Обе старухи долго молчали. Шейна достала фото и переложила его в обычное "его" место. Галина Абрамовна мыла бидон, и ручка ритмично била по нему так, что он гремел, будто ехал на телеге по булыжной мостовой.

– Что за маскарад ты устроила? – спросила она наконец.

– Я ведь имею право говорить на родном языке? – удивилась Шейна по-русски.

– Имеешь, но при чём тут я?

– Я тебя не звала. Ты могла и позже зайти за бидоном.

– Я же не знала, – возмутилась Галина Абрамовна тем, что ей приходится оправдываться.

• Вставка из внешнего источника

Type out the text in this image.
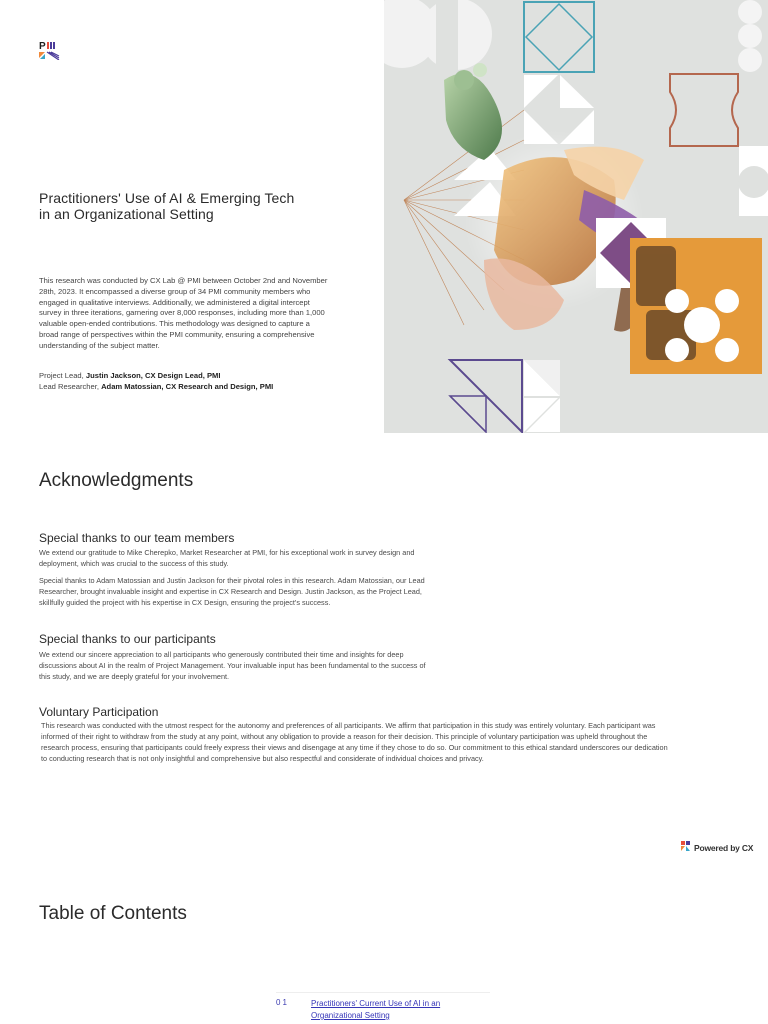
P
Practitioners' Use of AI & Emerging Tech
in an Organizational Setting
This research was conducted by CX Lab @ PMI between October 2nd and November 28th, 2023. It encompassed a diverse group of 34 PMI community members who engaged in qualitative interviews. Additionally, we administered a digital intercept survey in three iterations, garnering over 8,000 responses, including more than 1,000 valuable open-ended contributions. This methodology was designed to capture a broad range of perspectives within the PMI community, ensuring a comprehensive understanding of the subject matter.
Project Lead, Justin Jackson, CX Design Lead, PMI
Lead Researcher, Adam Matossian, CX Research and Design, PMI
Acknowledgments
Special thanks to our team members
We extend our gratitude to Mike Cherepko, Market Researcher at PMI, for his exceptional work in survey design and deployment, which was crucial to the success of this study.
Special thanks to Adam Matossian and Justin Jackson for their pivotal roles in this research. Adam Matossian, our Lead Researcher, brought invaluable insight and expertise in CX Research and Design. Justin Jackson, as the Project Lead, skillfully guided the project with his expertise in CX Design, ensuring the project's success.
Special thanks to our participants
We extend our sincere appreciation to all participants who generously contributed their time and insights for deep discussions about AI in the realm of Project Management. Your invaluable input has been fundamental to the success of this study, and we are deeply grateful for your involvement.
Voluntary Participation
This research was conducted with the utmost respect for the autonomy and preferences of all participants. We affirm that participation in this study was entirely voluntary. Each participant was informed of their right to withdraw from the study at any point, without any obligation to provide a reason for their decision. This principle of voluntary participation was upheld throughout the research process, ensuring that participants could freely express their views and disengage at any time if they chose to do so. Our commitment to this ethical standard underscores our dedication to conducting research that is not only insightful and comprehensive but also respectful and considerate of individual choices and privacy.
Powered by CX
Table of Contents
01	Practitioners' Current Use of AI in an Organizational Setting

– А я сразу догадалась, зачем он пришёл, и что мне с ним церемониться? – ехидно возразила Шейна.

– Если догадалась, так не надо его озлоблять.

– Ой, ёй... я даже знаю, кто этот донос написал... я его внуку ногу лечила, когда её молоком ошпарили, так даже шрама не осталось, – поддразнила Шейна довольная, как это делают девчонки.

– Я тоже знаю, – вздохнула Галина Абрамовна, – и там, где я сидела, такие дела не прощали, но это было тогда, в другое время. А сейчас, слава Б-гу, другое.

– Оно ещё может вернуться, – вздохнула Шейна. – Наверное, у него экзема начинается с такой нервной работы.

– Почему ты решила? – удивилась Галина Абрамовна

– Он всё время кроцался об угол стола, не заметила?

– Нет. Я всё время думала, зачем ты кофту натянула наизнанку, может, он поэтому так к тебе придирался?!

Так надо

"Когда над головой не звёзды, а крыша подвала, люди и верят не в звёзды, а только в тишину. Они прислушиваются всем телом: не дрожат ли стены и земля, смотрят: не стала ли шире трещина в верхнем углу, и не сыплется ли оттуда мусор... а после того, как выползешь на свет божий, уже всё, вся жизнь по-другому... но и это забывается..."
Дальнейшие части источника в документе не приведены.